There are many reasons why Africans are beginning to turn to cryptocurrencies rather than traditional currencies. Many nationals fall foul of inflation and hyperinflation, resulting in weak and unstable financial systems. Recently, countries such as Zimbabwe, South Sudan, and oil-rich Nigeria have all suffered, many of these countries with inflation rates well into the hundreds of percentages. In these situations, it is hardly surprising that populations look to a more stable form of monetary solution in their daily lives.
The increase of technology is another contributory factor of Africa’s progression towards cryptocurrency adoption, with mobile phones now widely used across the continent, and computers becoming more a part of people daily lives, making the internet totally accessible in areas which are well serviced with providers.
Government regulation has done much to aid the crypto movement in Africa. While nations around the world are embroiled in putting crypto under the microscope, searching for ways to regulate and control the space, Africa as a whole has largely been immune from such a rigorous period of investigation and rule-making around this aspect of financial control. African exchanges have been the beneficiaries of this far more laid back to approach to government regulation.
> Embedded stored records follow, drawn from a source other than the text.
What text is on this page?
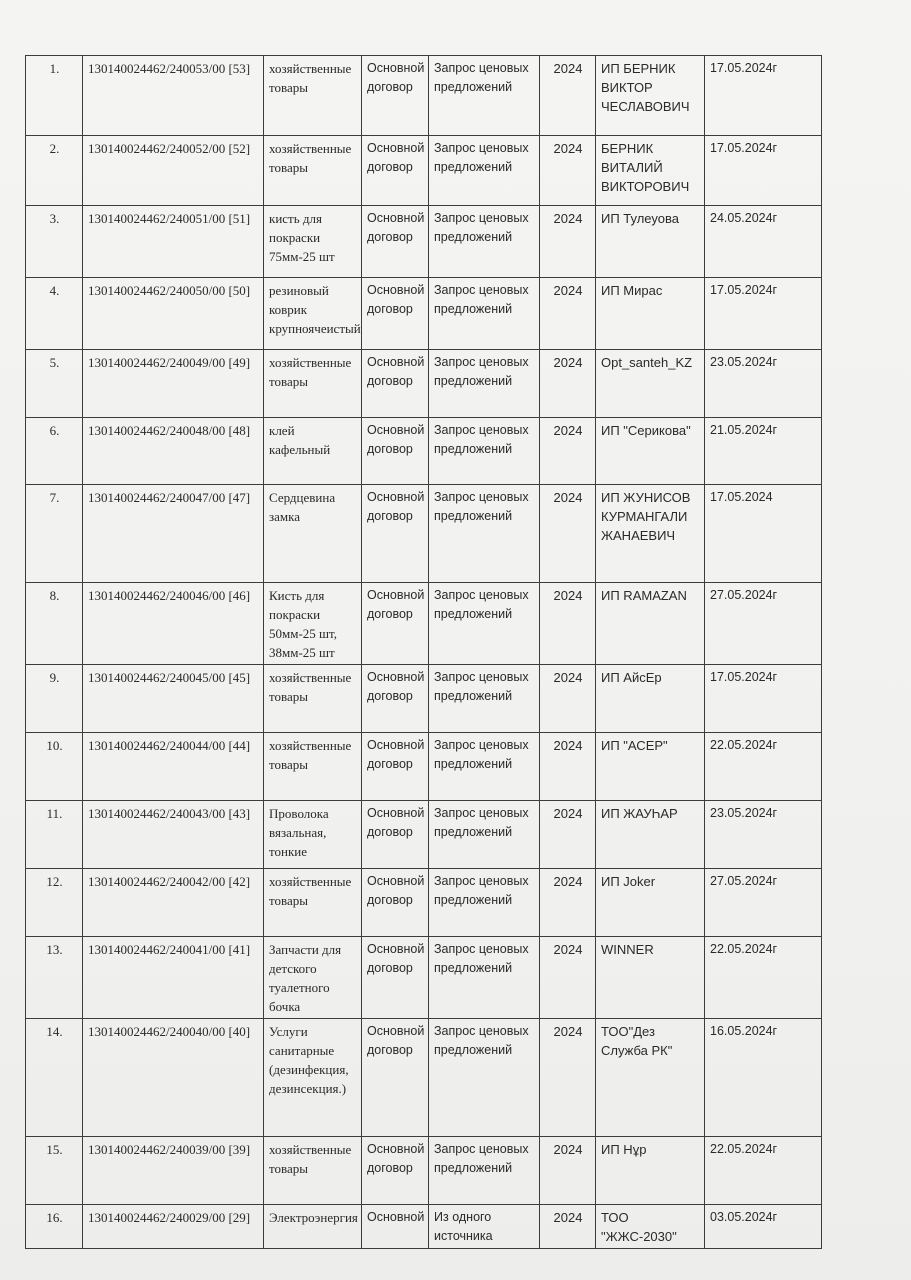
1.	130140024462/240053/00 [53]	хозяйственные товары	Основной договор	Запрос ценовых предложений	2024	ИП БЕРНИК ВИКТОР ЧЕСЛАВОВИЧ	17.05.2024г
2.	130140024462/240052/00 [52]	хозяйственные товары	Основной договор	Запрос ценовых предложений	2024	БЕРНИК ВИТАЛИЙ ВИКТОРОВИЧ	17.05.2024г
3.	130140024462/240051/00 [51]	кисть для покраски 75мм-25 шт	Основной договор	Запрос ценовых предложений	2024	ИП Тулеуова	24.05.2024г
4.	130140024462/240050/00 [50]	резиновый коврик крупноячеистый	Основной договор	Запрос ценовых предложений	2024	ИП Мирас	17.05.2024г
5.	130140024462/240049/00 [49]	хозяйственные товары	Основной договор	Запрос ценовых предложений	2024	Opt_santeh_KZ	23.05.2024г
6.	130140024462/240048/00 [48]	клей кафельный	Основной договор	Запрос ценовых предложений	2024	ИП "Серикова"	21.05.2024г
7.	130140024462/240047/00 [47]	Сердцевина замка	Основной договор	Запрос ценовых предложений	2024	ИП ЖУНИСОВ КУРМАНГАЛИ ЖАНАЕВИЧ	17.05.2024
8.	130140024462/240046/00 [46]	Кисть для покраски 50мм-25 шт, 38мм-25 шт	Основной договор	Запрос ценовых предложений	2024	ИП RAMAZAN	27.05.2024г
9.	130140024462/240045/00 [45]	хозяйственные товары	Основной договор	Запрос ценовых предложений	2024	ИП АйсЕр	17.05.2024г
10.	130140024462/240044/00 [44]	хозяйственные товары	Основной договор	Запрос ценовых предложений	2024	ИП "АСЕР"	22.05.2024г
11.	130140024462/240043/00 [43]	Проволока вязальная, тонкие	Основной договор	Запрос ценовых предложений	2024	ИП ЖАУҺАР	23.05.2024г
12.	130140024462/240042/00 [42]	хозяйственные товары	Основной договор	Запрос ценовых предложений	2024	ИП Joker	27.05.2024г
13.	130140024462/240041/00 [41]	Запчасти для детского туалетного бочка	Основной договор	Запрос ценовых предложений	2024	WINNER	22.05.2024г
14.	130140024462/240040/00 [40]	Услуги санитарные (дезинфекция, дезинсекция.)	Основной договор	Запрос ценовых предложений	2024	ТОО"Дез Служба РК"	16.05.2024г
15.	130140024462/240039/00 [39]	хозяйственные товары	Основной договор	Запрос ценовых предложений	2024	ИП Нұр	22.05.2024г
16.	130140024462/240029/00 [29]	Электроэнергия	Основной	Из одного источника	2024	ТОО "ЖЖС-2030"	03.05.2024г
The result is emerging blockchain developers and new cryptocurrency exchanges. Kenya-based BitPesa, a payment and transfer platform, now has 60 banks working with the company and seven mobile wallets. Another platform, Paxful, claims that African customers account for almost USD 7.5 million in transactions monthly with half of their clients being educated millennials.
Ray Youssef, co-founder and CEO of Paxful, suggests Africans have been clever in dealing with financial barriers in some of these countries:
“The people of Africa were educating us. It really wasn’t just Bitcoin and Paxful–it was peer-to-peer finance. These folks were finding ways around all their barriers–whether foreign or domestic–using peer-to-peer finance… The same thing that Uber did for transportation and Airbnb did for hospitality, peer-to-peer financial marketplaces are doing for finance.”
Youssef illustrated the African enthusiasm for crypto, describing an encounter he had with a woman who wanted to spend her last USD 20 to buy Bitcoin. She had no bank, no cards, quite typical of many Africans, but was quite happy to be guided towards a gift card and a local trader.
“I walked her through the whole transaction. That was a real eye-opener for me,” Youssef explained. “You know, us crypto-geeks think ‘oh, Bitcoin is so easy… Coinbase isn’t going to help out someone like that’.”